Once the judge grants the petition, the clerk sends the order to local law enforcement, which will then serve an injunction against the respondent.
- Fighting Injunctions in Florida
While most people file injunctions in Florida because they legitimately need protection from violence, many people abuse restraining orders. Highly emotional personal relationships can lead domestic or romantic partners to have the sheriff serve an injunction as a way to get even.
A judge may impose a temporary restraining order solely based on the alleged victim’s statement in the petition without hearing from the accused party. In most situations, the respondent is unaware of the injunction until the sheriff hands him (or her) court papers. You may be required to immediately leave the residence you share with the petitioner even if your name is on the lease or you own the home.

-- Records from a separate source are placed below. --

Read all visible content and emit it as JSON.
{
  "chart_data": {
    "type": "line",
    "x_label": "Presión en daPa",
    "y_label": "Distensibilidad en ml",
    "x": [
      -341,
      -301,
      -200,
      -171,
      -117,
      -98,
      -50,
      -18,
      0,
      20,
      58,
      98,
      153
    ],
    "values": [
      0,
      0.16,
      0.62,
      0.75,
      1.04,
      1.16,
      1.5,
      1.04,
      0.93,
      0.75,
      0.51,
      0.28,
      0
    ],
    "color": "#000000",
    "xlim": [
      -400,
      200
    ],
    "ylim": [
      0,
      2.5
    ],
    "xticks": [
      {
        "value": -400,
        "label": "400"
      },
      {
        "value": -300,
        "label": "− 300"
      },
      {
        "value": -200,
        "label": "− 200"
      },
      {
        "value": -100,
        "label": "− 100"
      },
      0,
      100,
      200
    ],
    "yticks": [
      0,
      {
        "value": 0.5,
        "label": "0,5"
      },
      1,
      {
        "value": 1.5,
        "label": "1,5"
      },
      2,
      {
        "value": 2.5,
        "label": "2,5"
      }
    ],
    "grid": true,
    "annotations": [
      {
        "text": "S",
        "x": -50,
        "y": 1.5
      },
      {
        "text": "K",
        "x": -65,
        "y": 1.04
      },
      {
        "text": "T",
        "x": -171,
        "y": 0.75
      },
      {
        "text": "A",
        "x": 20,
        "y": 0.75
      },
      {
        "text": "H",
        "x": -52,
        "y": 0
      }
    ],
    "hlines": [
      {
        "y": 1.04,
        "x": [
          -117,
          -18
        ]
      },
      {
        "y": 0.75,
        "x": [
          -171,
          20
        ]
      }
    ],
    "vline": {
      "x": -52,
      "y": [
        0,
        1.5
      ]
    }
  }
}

The sheriff will serve an injunction, then give you a few minutes to gather your possessions before ordering you to leave, and to refrain from contacting the petitioner in any way. You may be barred from visiting or communicating with your children.
- When Law Serves an Injunction
A temporary restraining order is in effect for 15 days and when they serve an injunction, you are given notice of a date for a final injunction hearing at which the judge can decide to make it permanent. Injunctions are public record and will appear on background checks. These records can never be sealed or expunged, and they will follow you for the rest of your life. It can make it difficult to get or keep a job. You can lose your right to own a firearm or ammunition. An injunction can work against you in divorce proceedings, custody disputes, and support payment judgments.
That’s why, if you need to defend yourself against false allegations, it’s important to consult with an experienced Orlando Injunction Lawyer who knows how to fight for your rights. By thoroughly investigating all of the accusations, your lawyer may uncover inconsistencies and contradictions in the accuser’s claims. An attorney may be able to use information like text messages, cell phone data, pictures, or witness testimony to demonstrate to the court that the charges against you are false.
It may be possible to get an injunction removed through a motion to dismiss a temporary injunction or a motion to dissolve a permanent injunction. And If the accusations are proven false, you may be able to recover attorneys fees and costs associated with your defense.